The random forest also provided a variable importance plot. This graph was meant to visualize the varying levels of importance and to show the mean Gini decrease for each variable. The greater the Gini coefficient, the more important the variable was to the model. Based on the results of importance from the random forest, variables for each position group were assigned weights. The higher the weight, the more important the variable when evaluating success.
A snippet of the confusion matrix on the test data
The Weights Obtained from the Random Forest
Building the Ranks
Finally, a ranking was produced. To start, the pass catcher datatable was converted using min-max scaling. This means that the highest value at each position was represented with a score of one, while the lowest value had a score of zero. Min-max scaling was applied to every column. Then, each column was multiplied by its corresponding weight from the random forest analysis. The rows were then summed and sorted from high score to low score. Finally, the weighted scores were scaled again, so that the highest ranked player had a score of 99, while the lowest scored player had a score of 65. This constituted the player rankings, and below are the top ten receivers by grade, rounded to the nearest whole number.

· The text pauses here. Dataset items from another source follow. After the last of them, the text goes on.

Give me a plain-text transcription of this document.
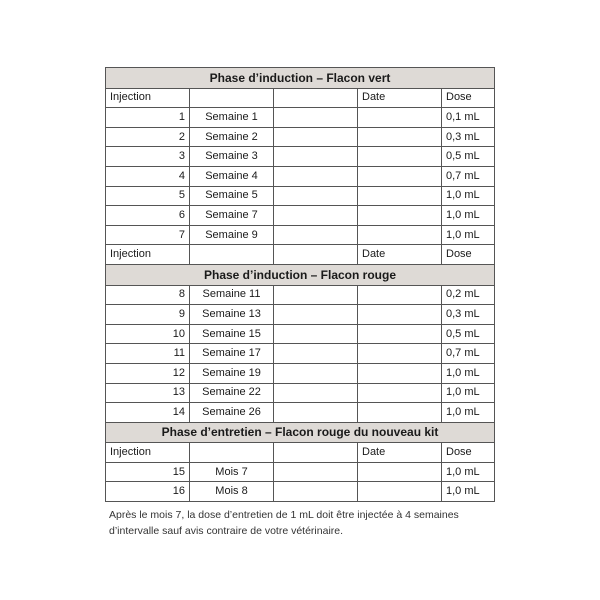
Phase d’induction – Flacon vert				
Injection			Date	Dose
1	Semaine 1			0,1 mL
2	Semaine 2			0,3 mL
3	Semaine 3			0,5 mL
4	Semaine 4			0,7 mL
5	Semaine 5			1,0 mL
6	Semaine 7			1,0 mL
7	Semaine 9			1,0 mL
Injection			Date	Dose
Phase d’induction – Flacon rouge				
8	Semaine 11			0,2 mL
9	Semaine 13			0,3 mL
10	Semaine 15			0,5 mL
11	Semaine 17			0,7 mL
12	Semaine 19			1,0 mL
13	Semaine 22			1,0 mL
14	Semaine 26			1,0 mL
Phase d’entretien – Flacon rouge du nouveau kit				
Injection			Date	Dose
15	Mois 7			1,0 mL
16	Mois 8			1,0 mL

Après le mois 7, la dose d’entretien de 1 mL doit être injectée à 4 semaines d’intervalle sauf avis contraire de votre vétérinaire.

The Top 10 Individual Pass Catchers
The player rankings do a good job of showing who is not only the best at each position, but also the gaps between players in terms of production from the 2023 season. However, the model needs to analyze the team unit, not just the players. To obtain the team rankings for pass catchers, just take the average of the top three players in the rankings for each team. If a team has insufficient players, they will get a 65 grade for each player they are short. After doing the math, here are the top ten receiving corps for the 2023 season.
The Top 10 Team Pass Catchers
Keep in mind that this is just the procedure for the pass catchers, and this process needs to be repeated for all positions and position groups. Calculating the player grades is the same exact process for each position, but computing the team grades are a little different for each group. The table below shows how many players at each position group need to be averaged together to produce the final ranking for teams. Remember that if a team does not have a player that qualified for a ranking or they don’t have the position at all, they receive a 65 as a result.
Note: The quarterbacks were treated a little bit differently this time. Since the clusters were not well defined, it lead to an low, indefensible accuracy from the random forest. Therefore, split the data set into the quarterbacks passing stats and rushing stats and perform each procedure independently. After the ranking is produced, scale the passing score from 93 to 65 and the rushing score from 0 to 7. Finally, add these two scores. These bounds were chosen to place more emphasis on passing ability of a quarterback while implementing a “bonus” for being a quality runner as well.